Réflexion du pape Léon XIV sur Jean-Baptiste lors de l'Angélus

Le pape Léon XIV a commencé sa réflexion dominicale de l'Angélus par une image forte, très similaire à l'épreuve subie par Jean-Baptiste lorsqu'il a été emprisonné pour avoir prêché la parole de Dieu. Même emprisonné, Jean gardait espoir et continuait à poser des questions. Cela a fait de Jean un symbole de la parole de Dieu qui restera éternellement (c'est-à-dire qu'elle ne s'éteindra pas), même lorsque les prophètes auront été privés de leur liberté.

La déclaration faite par le pape Léon alors qu'il était en prison était que Jean-Baptiste avait appris ce que Jésus faisait. Il était surpris que ce que Jésus faisait ne correspondait pas à ce qu'il pensait qu'il allait se passer. Il demande donc : « Es-tu celui qui doit venir, ou devons-nous en attendre un autre ? » Cette question continue d'être posée par tous ceux qui « recherchent la vérité et la justice, aspirent à la liberté et à la paix », et qui, dans leur quête, cherchent toujours à savoir qui est Jésus.

Le pape Léon : Les fleurs peuvent fleurir même dans les prisons Le pape Léon : Les fleurs peuvent fleurir même dans les prisons

Pape Léon : Les fleurs peuvent fleurir même dans les prisons

La révélation de soi du Christ

Jésus ne donne aucune définition théorique de lui-même, mais invite plutôt les autres à examiner les œuvres qu'il accomplit. Le pape François a souligné que « les plus petits d'entre nous, les pauvres et les malades » sont les représentants de Jésus. L'Évangile nous dit que quiconque peut voir ses miracles – guérir les aveugles, faire parler les muets et entendre les sourds – le connaîtra à travers ces actes de bonté et de miséricorde.

L'image de Dieu retrouve également son intégrité originelle après avoir été marquée par la maladie et la séparation d'avec les autres. Même ceux qui sont morts, qui étaient « totalement morts », ressusciteront ! Et c'est là une partie de l'Évangile, selon le pape : « Quand Dieu revient sur terre, on le voit ! »

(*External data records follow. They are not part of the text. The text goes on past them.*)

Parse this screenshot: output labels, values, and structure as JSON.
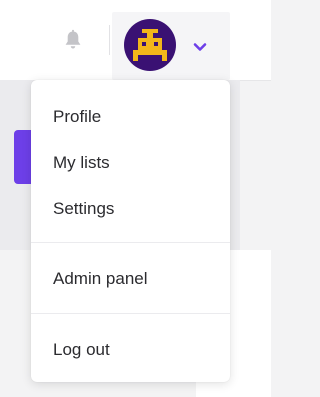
{
  "header": {
    "notifications_icon": "bell-icon",
    "user_menu": {
      "avatar_icon": "pixel-robot-avatar",
      "avatar_bg": "#3a1173",
      "avatar_fg": "#f2b61a",
      "chevron_icon": "chevron-down-icon",
      "chevron_color": "#6d3fe8"
    }
  },
  "background": {
    "accent_button_color": "#6d3fe8"
  },
  "dropdown": {
    "group1": [
      "Profile",
      "My lists",
      "Settings"
    ],
    "group2": [
      "Admin panel"
    ],
    "group3": [
      "Log out"
    ]
  }
}
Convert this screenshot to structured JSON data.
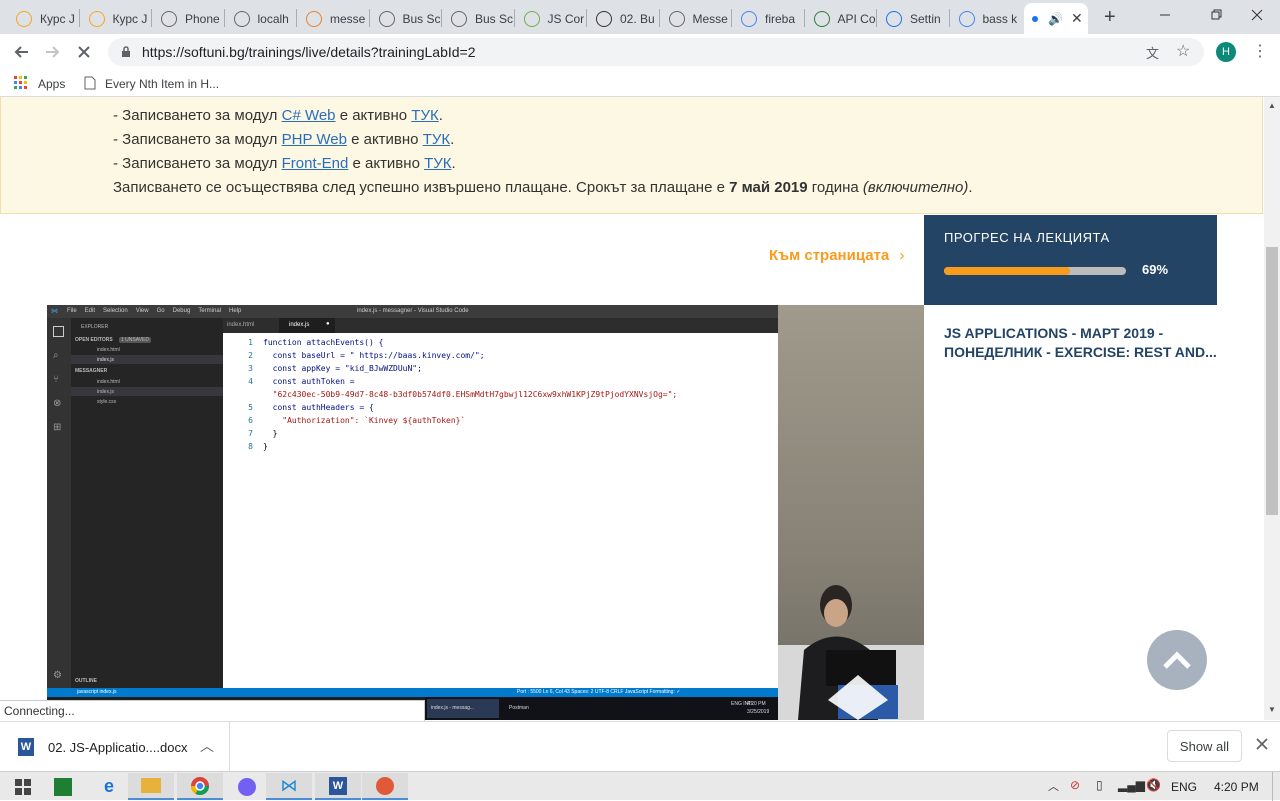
{
  "tabs": [
    {
      "title": "Курс J",
      "icon": "softuni-icon",
      "color": "#f5a623"
    },
    {
      "title": "Курс J",
      "icon": "softuni-icon",
      "color": "#f5a623"
    },
    {
      "title": "Phone",
      "icon": "document-icon",
      "color": "#666"
    },
    {
      "title": "localh",
      "icon": "document-icon",
      "color": "#666"
    },
    {
      "title": "messe",
      "icon": "bolt-icon",
      "color": "#e8832a"
    },
    {
      "title": "Bus Sc",
      "icon": "document-icon",
      "color": "#666"
    },
    {
      "title": "Bus Sc",
      "icon": "document-icon",
      "color": "#666"
    },
    {
      "title": "JS Cor",
      "icon": "s-icon",
      "color": "#6ab04c"
    },
    {
      "title": "02. Bu",
      "icon": "github-icon",
      "color": "#333"
    },
    {
      "title": "Messe",
      "icon": "document-icon",
      "color": "#666"
    },
    {
      "title": "fireba",
      "icon": "google-icon",
      "color": "#4285f4"
    },
    {
      "title": "API Co",
      "icon": "api-icon",
      "color": "#2e7d32"
    },
    {
      "title": "Settin",
      "icon": "gear-icon",
      "color": "#1a73e8"
    },
    {
      "title": "bass k",
      "icon": "google-icon",
      "color": "#4285f4"
    }
  ],
  "browser": {
    "url": "https://softuni.bg/trainings/live/details?trainingLabId=2",
    "profile_initial": "H",
    "bookmarks": [
      {
        "label": "Apps"
      },
      {
        "label": "Every Nth Item in H..."
      }
    ]
  },
  "notice": {
    "lines": [
      {
        "prefix": "- Записването за модул ",
        "link": "C# Web",
        "mid": " е активно ",
        "link2": "ТУК",
        "suffix": "."
      },
      {
        "prefix": "- Записването за модул ",
        "link": "PHP Web",
        "mid": " е активно ",
        "link2": "ТУК",
        "suffix": "."
      },
      {
        "prefix": "- Записването за модул ",
        "link": "Front-End",
        "mid": " е активно ",
        "link2": "ТУК",
        "suffix": "."
      }
    ],
    "payment_prefix": "Записването се осъществява след успешно извършено плащане. Срокът за плащане е ",
    "payment_date": "7 май 2019",
    "payment_mid": " година ",
    "payment_note": "(включително)",
    "payment_end": "."
  },
  "page": {
    "to_page_link": "Към страницата",
    "progress_label": "ПРОГРЕС НА ЛЕКЦИЯТА",
    "progress_value": 0.69,
    "progress_text": "69%",
    "lecture_title": "JS APPLICATIONS - МАРТ 2019 - ПОНЕДЕЛНИК - EXERCISE: REST AND...",
    "accent_color": "#f99b1c",
    "panel_color": "#234465"
  },
  "video": {
    "vs_title": "index.js - messagner - Visual Studio Code",
    "menu": [
      "File",
      "Edit",
      "Selection",
      "View",
      "Go",
      "Debug",
      "Terminal",
      "Help"
    ],
    "explorer_label": "EXPLORER",
    "open_editors_label": "OPEN EDITORS",
    "unsaved_label": "1 UNSAVED",
    "open_files": [
      "index.html",
      "index.js"
    ],
    "project_label": "MESSAGNER",
    "project_files": [
      "index.html",
      "index.js",
      "style.css"
    ],
    "outline_label": "OUTLINE",
    "editor_tabs": [
      "index.html",
      "index.js"
    ],
    "code_lines": [
      {
        "n": "1",
        "text": "function attachEvents() {"
      },
      {
        "n": "2",
        "text": "  const baseUrl = \" https://baas.kinvey.com/\";"
      },
      {
        "n": "3",
        "text": "  const appKey = \"kid_BJwWZDUuN\";"
      },
      {
        "n": "4",
        "text": "  const authToken ="
      },
      {
        "n": "",
        "text": "  \"62c430ec-50b9-49d7-8c48-b3df0b574df0.EHSmMdtH7gbwjl12C6xw9xhW1KPjZ9tPjodYXNVsjOg=\";"
      },
      {
        "n": "5",
        "text": "  const authHeaders = {"
      },
      {
        "n": "6",
        "text": "    \"Authorization\": `Kinvey ${authToken}`"
      },
      {
        "n": "7",
        "text": "  }"
      },
      {
        "n": "8",
        "text": "}"
      }
    ],
    "status_left": "javascript  index.js",
    "status_right": "Port : 5500   Ln 6, Col 43   Spaces: 2   UTF-8   CRLF   JavaScript   Formatting: ✓",
    "task_items": [
      "index.js - messag...",
      "Postman"
    ],
    "task_lang": "ENG INTL",
    "task_time": "4:20 PM",
    "task_date": "3/25/2019"
  },
  "status": {
    "connecting": "Connecting..."
  },
  "downloads": {
    "file_name": "02. JS-Applicatio....docx",
    "show_all": "Show all"
  },
  "taskbar": {
    "lang": "ENG",
    "time": "4:20 PM"
  }
}
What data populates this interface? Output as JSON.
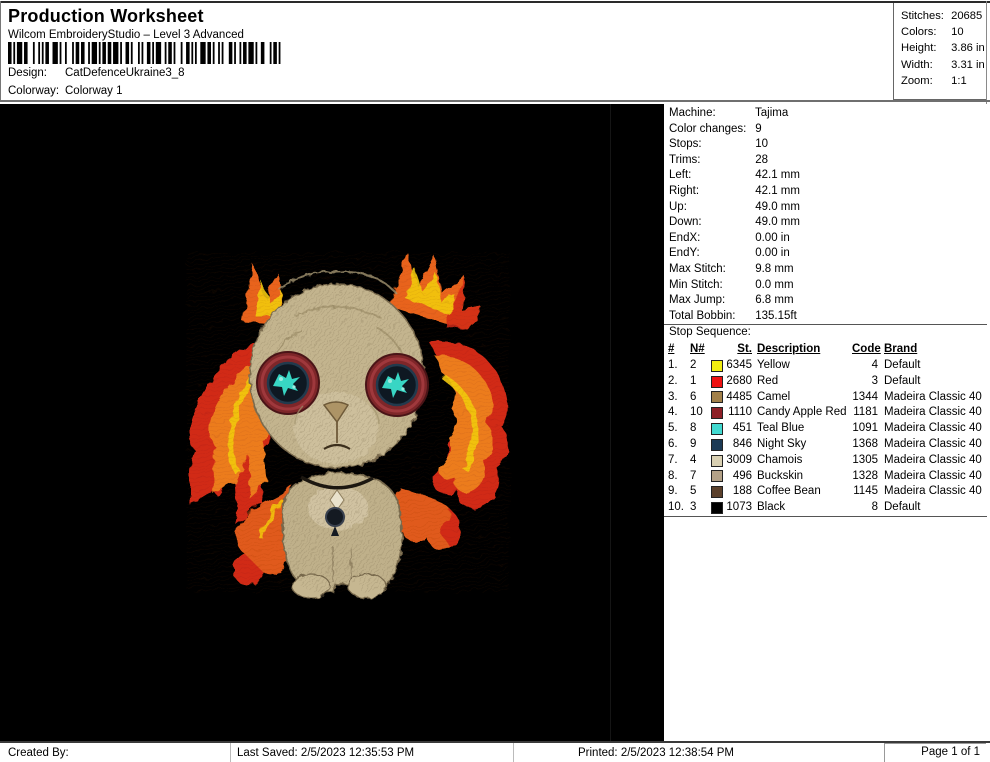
{
  "header": {
    "title": "Production Worksheet",
    "subtitle": "Wilcom EmbroideryStudio – Level 3 Advanced",
    "design_label": "Design:",
    "design_value": "CatDefenceUkraine3_8",
    "colorway_label": "Colorway:",
    "colorway_value": "Colorway 1"
  },
  "summary": {
    "rows": [
      {
        "label": "Stitches:",
        "value": "20685"
      },
      {
        "label": "Colors:",
        "value": "10"
      },
      {
        "label": "Height:",
        "value": "3.86 in"
      },
      {
        "label": "Width:",
        "value": "3.31 in"
      },
      {
        "label": "Zoom:",
        "value": "1:1"
      }
    ]
  },
  "machine_info": {
    "rows": [
      {
        "label": "Machine:",
        "value": "Tajima"
      },
      {
        "label": "Color changes:",
        "value": "9"
      },
      {
        "label": "Stops:",
        "value": "10"
      },
      {
        "label": "Trims:",
        "value": "28"
      },
      {
        "label": "Left:",
        "value": "42.1 mm"
      },
      {
        "label": "Right:",
        "value": "42.1 mm"
      },
      {
        "label": "Up:",
        "value": "49.0 mm"
      },
      {
        "label": "Down:",
        "value": "49.0 mm"
      },
      {
        "label": "EndX:",
        "value": "0.00 in"
      },
      {
        "label": "EndY:",
        "value": "0.00 in"
      },
      {
        "label": "Max Stitch:",
        "value": "9.8 mm"
      },
      {
        "label": "Min Stitch:",
        "value": "0.0 mm"
      },
      {
        "label": "Max Jump:",
        "value": "6.8 mm"
      },
      {
        "label": "Total Bobbin:",
        "value": "135.15ft"
      }
    ]
  },
  "stop_sequence": {
    "section_label": "Stop Sequence:",
    "columns": [
      "#",
      "N#",
      "St.",
      "Description",
      "Code",
      "Brand"
    ],
    "rows": [
      {
        "num": "1.",
        "n": "2",
        "swatch": "#f2ee12",
        "st": "6345",
        "description": "Yellow",
        "code": "4",
        "brand": "Default"
      },
      {
        "num": "2.",
        "n": "1",
        "swatch": "#ee1111",
        "st": "2680",
        "description": "Red",
        "code": "3",
        "brand": "Default"
      },
      {
        "num": "3.",
        "n": "6",
        "swatch": "#a28049",
        "st": "4485",
        "description": "Camel",
        "code": "1344",
        "brand": "Madeira Classic 40"
      },
      {
        "num": "4.",
        "n": "10",
        "swatch": "#8e1f26",
        "st": "1110",
        "description": "Candy Apple Red",
        "code": "1181",
        "brand": "Madeira Classic 40"
      },
      {
        "num": "5.",
        "n": "8",
        "swatch": "#41d9d0",
        "st": "451",
        "description": "Teal Blue",
        "code": "1091",
        "brand": "Madeira Classic 40"
      },
      {
        "num": "6.",
        "n": "9",
        "swatch": "#1c3a55",
        "st": "846",
        "description": "Night Sky",
        "code": "1368",
        "brand": "Madeira Classic 40"
      },
      {
        "num": "7.",
        "n": "4",
        "swatch": "#d9d0b2",
        "st": "3009",
        "description": "Chamois",
        "code": "1305",
        "brand": "Madeira Classic 40"
      },
      {
        "num": "8.",
        "n": "7",
        "swatch": "#b3a187",
        "st": "496",
        "description": "Buckskin",
        "code": "1328",
        "brand": "Madeira Classic 40"
      },
      {
        "num": "9.",
        "n": "5",
        "swatch": "#5b402b",
        "st": "188",
        "description": "Coffee Bean",
        "code": "1145",
        "brand": "Madeira Classic 40"
      },
      {
        "num": "10.",
        "n": "3",
        "swatch": "#000000",
        "st": "1073",
        "description": "Black",
        "code": "8",
        "brand": "Default"
      }
    ]
  },
  "design_preview": {
    "subject": "fluffy-cat-doll-with-button-eyes-and-flames",
    "background": "#000000",
    "palette": [
      "#f2c90f",
      "#ec7c1e",
      "#d12a18",
      "#c3b48e",
      "#8a2b2e",
      "#142030",
      "#38d6c4",
      "#5b402b"
    ]
  },
  "footer": {
    "created_by": "Created By:",
    "last_saved": "Last Saved: 2/5/2023 12:35:53 PM",
    "printed": "Printed: 2/5/2023 12:38:54 PM",
    "page": "Page 1 of 1"
  }
}
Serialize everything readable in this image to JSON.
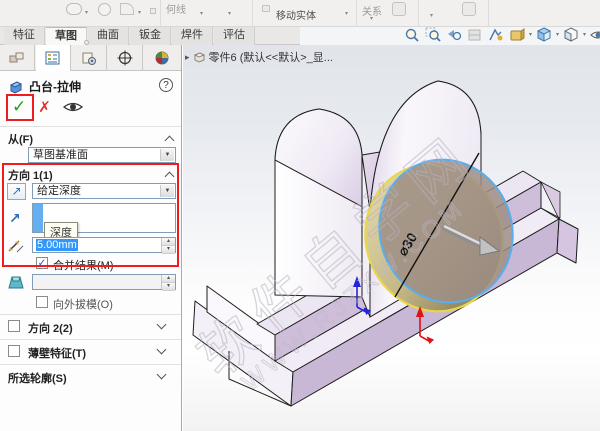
{
  "ribbon": {
    "tabs": [
      {
        "label": "特征"
      },
      {
        "label": "草图"
      },
      {
        "label": "曲面"
      },
      {
        "label": "钣金"
      },
      {
        "label": "焊件"
      },
      {
        "label": "评估"
      }
    ],
    "active_tab": "草图",
    "partial_labels": {
      "construction_line": "何线",
      "move_entities": "移动实体",
      "relations": "关系"
    }
  },
  "headsup_icons": [
    "zoom-to-fit",
    "zoom-to-area",
    "previous-view",
    "section-view",
    "view-settings",
    "view-orientation",
    "display-style",
    "hide-show-items"
  ],
  "panel": {
    "tab_icons": [
      "feature-manager-tree",
      "property-manager",
      "configuration-manager",
      "dimxpert-manager",
      "display-manager"
    ],
    "title": "凸台-拉伸",
    "help_label": "?",
    "from_group": {
      "header": "从(F)",
      "plane_value": "草图基准面"
    },
    "direction1": {
      "header": "方向 1(1)",
      "end_condition": "给定深度",
      "direction_tooltip": "深度",
      "depth_value": "5.00mm",
      "merge_label": "合并结果(M)",
      "merge_checked": true,
      "draft_field_value": "",
      "draft_outward_label": "向外拔模(O)",
      "draft_outward_checked": false
    },
    "direction2": {
      "header": "方向 2(2)",
      "checked": false
    },
    "thin_feature": {
      "header": "薄壁特征(T)",
      "checked": false
    },
    "selected_contours": {
      "header": "所选轮廓(S)"
    }
  },
  "viewport": {
    "part_label": "零件6 (默认<<默认>_显...",
    "dimension_label": "⌀30",
    "watermark": {
      "line1": "软件自学网",
      "line2": "WWW.RJZXW.COM"
    }
  },
  "icons": {
    "ok": "✓",
    "cancel": "✗",
    "flyout": "▸",
    "dropdown": "▼",
    "spinner_up": "▴",
    "spinner_down": "▾",
    "check": "✓",
    "direction_arrow": "↗"
  },
  "colors": {
    "annotation_red": "#ee1c1c",
    "selection_blue": "#3297fd",
    "preview_yellow": "#e9d74b",
    "sketch_blue": "#58aeee",
    "model_lavender": "#cdbbd9",
    "preview_tan": "#c2b483"
  }
}
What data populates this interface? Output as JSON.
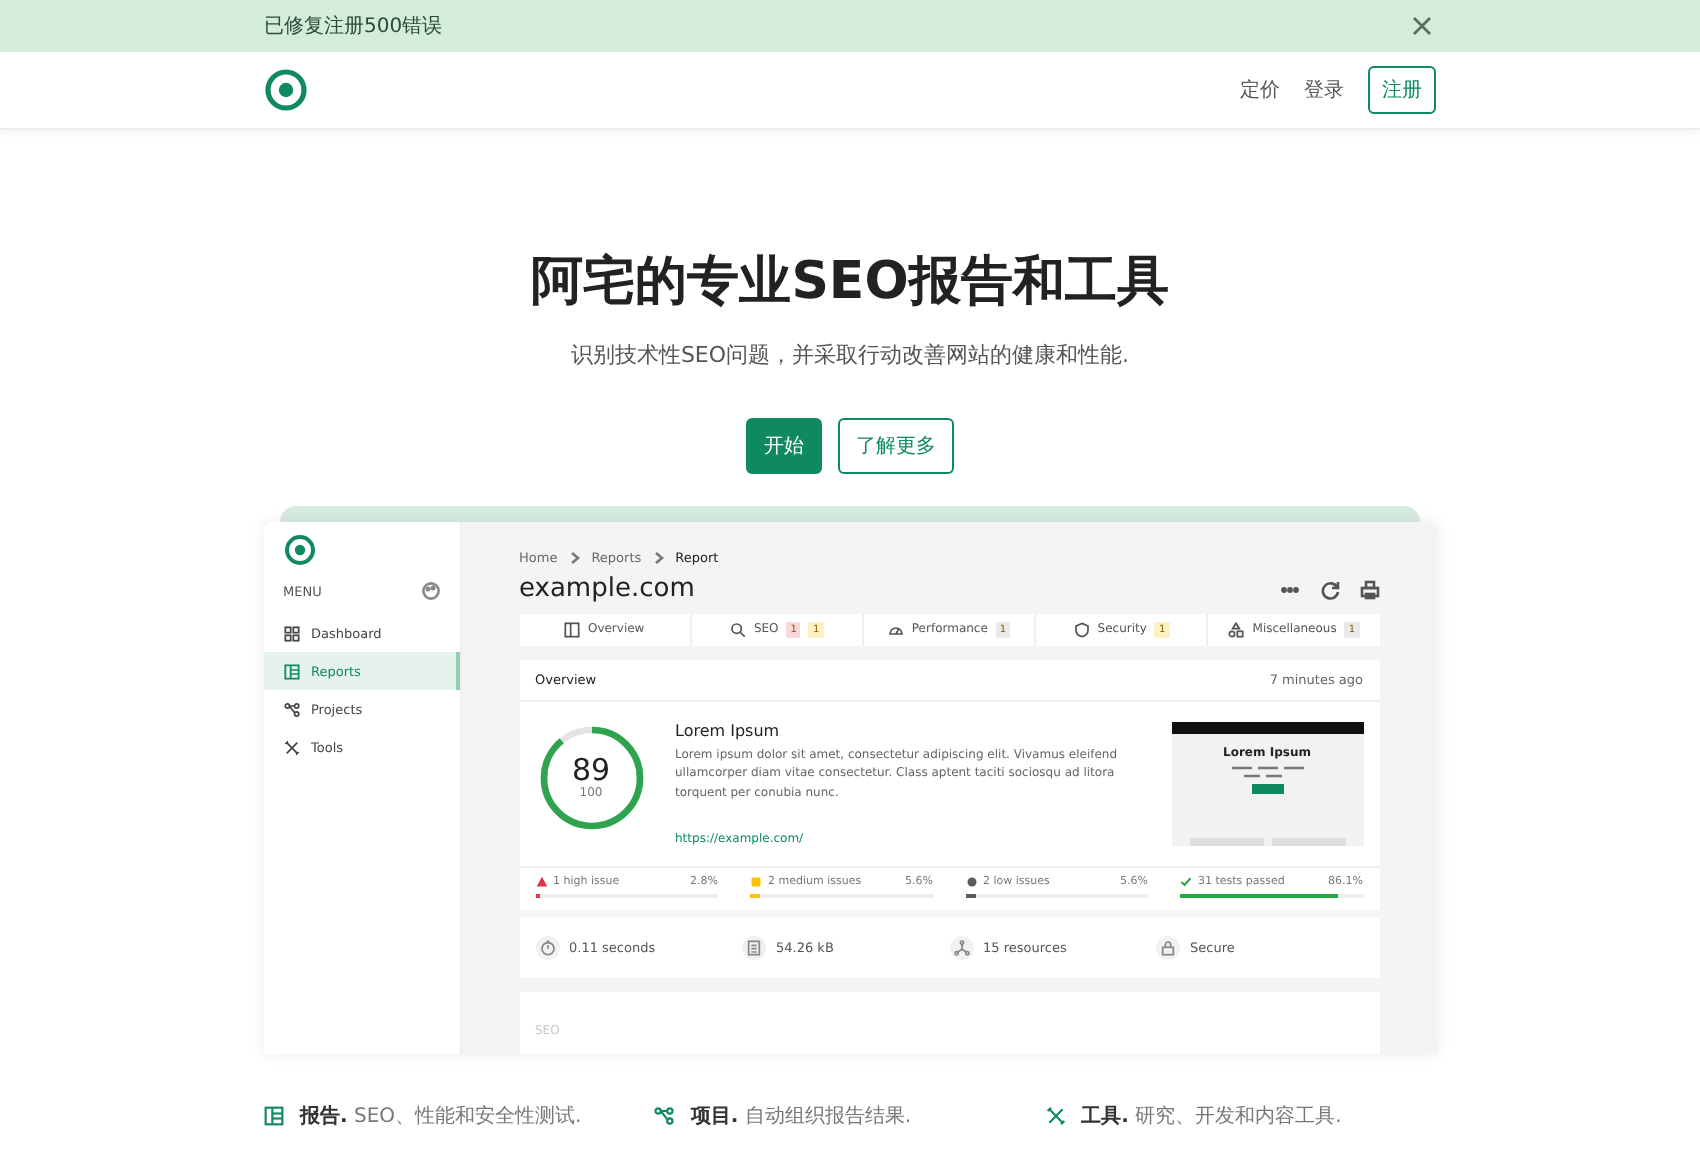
{
  "banner": {
    "text": "已修复注册500错误"
  },
  "nav": {
    "links": [
      "定价",
      "登录"
    ],
    "signup": "注册"
  },
  "hero": {
    "title": "阿宅的专业SEO报告和工具",
    "subtitle": "识别技术性SEO问题，并采取行动改善网站的健康和性能.",
    "buttons": [
      {
        "label": "开始",
        "kind": "primary"
      },
      {
        "label": "了解更多",
        "kind": "outline"
      }
    ]
  },
  "preview": {
    "sidebar": {
      "menu_label": "MENU",
      "items": [
        {
          "label": "Dashboard",
          "kind": "grid",
          "selected": false
        },
        {
          "label": "Reports",
          "kind": "report",
          "selected": true
        },
        {
          "label": "Projects",
          "kind": "projects",
          "selected": false
        },
        {
          "label": "Tools",
          "kind": "tools",
          "selected": false
        }
      ]
    },
    "breadcrumb": [
      "Home",
      "Reports",
      "Report"
    ],
    "title": "example.com",
    "tabs": [
      {
        "label": "Overview",
        "kind": "overview"
      },
      {
        "label": "SEO",
        "kind": "search",
        "badges": [
          {
            "text": "1",
            "color": "#f8d7da"
          },
          {
            "text": "1",
            "color": "#fff1c2"
          }
        ]
      },
      {
        "label": "Performance",
        "kind": "gauge",
        "badges": [
          {
            "text": "1",
            "color": "#e9e9e9"
          }
        ]
      },
      {
        "label": "Security",
        "kind": "shield",
        "badges": [
          {
            "text": "1",
            "color": "#fff1c2"
          }
        ]
      },
      {
        "label": "Miscellaneous",
        "kind": "shapes",
        "badges": [
          {
            "text": "1",
            "color": "#e9e9e9"
          }
        ]
      }
    ],
    "overview": {
      "heading": "Overview",
      "time": "7 minutes ago",
      "score": "89",
      "score_max": "100",
      "level": 0.89,
      "site_title": "Lorem Ipsum",
      "description": "Lorem ipsum dolor sit amet, consectetur adipiscing elit. Vivamus eleifend ullamcorper diam vitae consectetur. Class aptent taciti sociosqu ad litora torquent per conubia nunc.",
      "url": "https://example.com/",
      "thumbnail_title": "Lorem Ipsum",
      "issues": [
        {
          "kind": "high",
          "label": "1 high issue",
          "percent": "2.8%",
          "level": 0.028,
          "color": "#dc3545"
        },
        {
          "kind": "medium",
          "label": "2 medium issues",
          "percent": "5.6%",
          "level": 0.056,
          "color": "#ffc107"
        },
        {
          "kind": "low",
          "label": "2 low issues",
          "percent": "5.6%",
          "level": 0.056,
          "color": "#5c5c5c"
        },
        {
          "kind": "passed",
          "label": "31 tests passed",
          "percent": "86.1%",
          "level": 0.861,
          "color": "#28a745"
        }
      ],
      "stats": [
        {
          "kind": "time",
          "text": "0.11 seconds"
        },
        {
          "kind": "size",
          "text": "54.26 kB"
        },
        {
          "kind": "resources",
          "text": "15 resources"
        },
        {
          "kind": "secure",
          "text": "Secure"
        }
      ]
    },
    "next_section": "SEO"
  },
  "features": [
    {
      "kind": "report",
      "title": "报告.",
      "text": "SEO、性能和安全性测试."
    },
    {
      "kind": "projects",
      "title": "项目.",
      "text": "自动组织报告结果."
    },
    {
      "kind": "tools",
      "title": "工具.",
      "text": "研究、开发和内容工具."
    }
  ]
}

La foule rassemblée sur la place Saint-Pierre pour l'Angélus (@Vatican Media) La foule rassemblée sur la place Saint-Pierre pour l'Angélus (@Vatican Media)

Libérés du découragement

« Les enseignements de Jésus nous libèrent des limites du désespoir et de la souffrance. En Lui, chaque prophétie trouve son accomplissement.

Le pape a ajouté que, grâce au Christ, l'humanité a la capacité de voir la splendeur de la divinité — la capacité de Dieu à donner conscience aux hommes — à travers les opprimés qui ont été réduits au silence par les abus et la haine, à travers la capacité de Dieu à élever les hommes au-dessus de leurs propres croyances qui les aveuglent à la vérité, et à travers la capacité de Dieu à corriger les malentendus des hommes sur le but recherché par l'humanité.

La signification du dimanche Gaudete

La période de l'Avent est l'occasion de réfléchir et d'anticiper ce qui va arriver. Le Saint-Père a encouragé les gens à développer deux attitudes spécifiques : « regarder vers l'avenir », c'est-à-dire anticiper la naissance de Jésus, et « être conscient », c'est-à-dire rechercher la présence de Dieu dans notre monde aujourd'hui.

Le pape a ensuite partagé ses réflexions sur la signification profonde du «dimanche Gaudete », le troisième dimanche de l'Avent. Ce dimanche est connu sous le nom de « dimanche de la joie ». Pour exprimer sa joie, il ne faut pas détourner le regard ou éviter les défis, mais continuer à trouver la joie, surtout si la vie semble n'avoir aucun sens et que tout semble sombre.